The company has two very important trials in progress, either of which would be transformative with good data. As I mentioned before, Athersys is partnered with Pfizer in an ulcerative colitis program. Athersys' cell therapy product, MultiStem, is being used to treat these patients. I believe that even before we see data from the phase 2 trail, we could see Pfizer make a decision to expand its relationship with Athersys based on the recognition of what it already knows about the company and the product.
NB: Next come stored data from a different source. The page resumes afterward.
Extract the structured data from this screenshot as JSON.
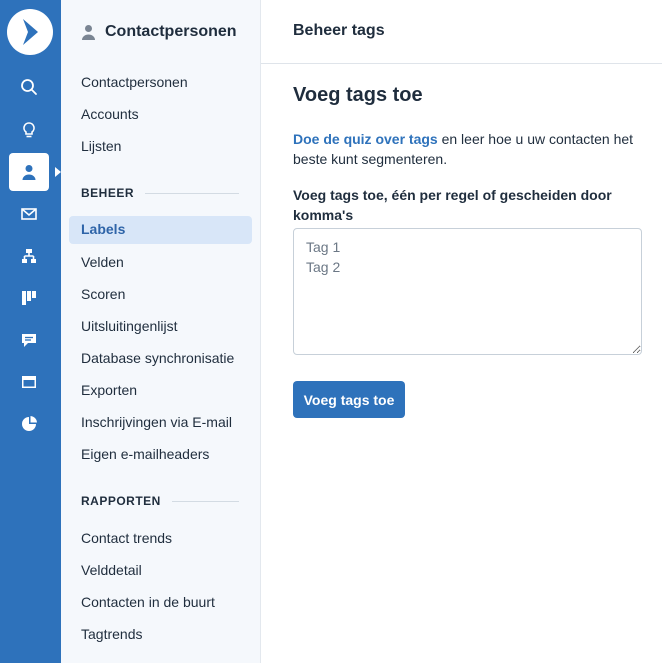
{
  "sidebar": {
    "header_title": "Contactpersonen",
    "top_links": [
      {
        "label": "Contactpersonen"
      },
      {
        "label": "Accounts"
      },
      {
        "label": "Lijsten"
      }
    ],
    "section_beheer": "BEHEER",
    "active_item": "Labels",
    "beheer_links": [
      {
        "label": "Velden"
      },
      {
        "label": "Scoren"
      },
      {
        "label": "Uitsluitingenlijst"
      },
      {
        "label": "Database synchronisatie"
      },
      {
        "label": "Exporten"
      },
      {
        "label": "Inschrijvingen via E-mail"
      },
      {
        "label": "Eigen e-mailheaders"
      }
    ],
    "section_rapporten": "RAPPORTEN",
    "rapporten_links": [
      {
        "label": "Contact trends"
      },
      {
        "label": "Velddetail"
      },
      {
        "label": "Contacten in de buurt"
      },
      {
        "label": "Tagtrends"
      }
    ]
  },
  "rail": {
    "icons": [
      "search-icon",
      "lightbulb-icon",
      "contacts-icon",
      "mail-icon",
      "automation-icon",
      "pipeline-icon",
      "conversations-icon",
      "site-icon",
      "reports-icon"
    ],
    "active_icon": "contacts-icon",
    "bg_color": "#2e72bb"
  },
  "main": {
    "header_title": "Beheer tags",
    "page_title": "Voeg tags toe",
    "intro_link": "Doe de quiz over tags",
    "intro_text": " en leer hoe u uw contacten het beste kunt segmenteren.",
    "field_label": "Voeg tags toe, één per regel of gescheiden door komma's",
    "textarea_placeholder": "Tag 1\nTag 2",
    "submit_label": "Voeg tags toe"
  }
}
Athersys is one of only a handful of companies that has spelled out in detail the mechanism of action. . .the idea of being so specific with mechanism of action, with dose, with where it's delivered and with when it's delivered, becomes critical for the company, a differentiating factor. Athersys also has an interesting small molecule program, with 5HT2c receptors and agonists for obesity or schizophrenia. That's not on the regenerative medicine side. This is a neat little company that has a great management team and deep science bench."
"Ischemic stroke is another indication Athersys is looking at. That's a highly significant indication, because physicians have a short window of opportunity to help patients regain function. If not treated right away, disability problems are exacerbated, and stroke leads to outcomes that are, once again, dealt with in a palliative and watchful fashion, which is unaffordable in the current healthcare environment. This is a phase 2 program, and it's unpartnered."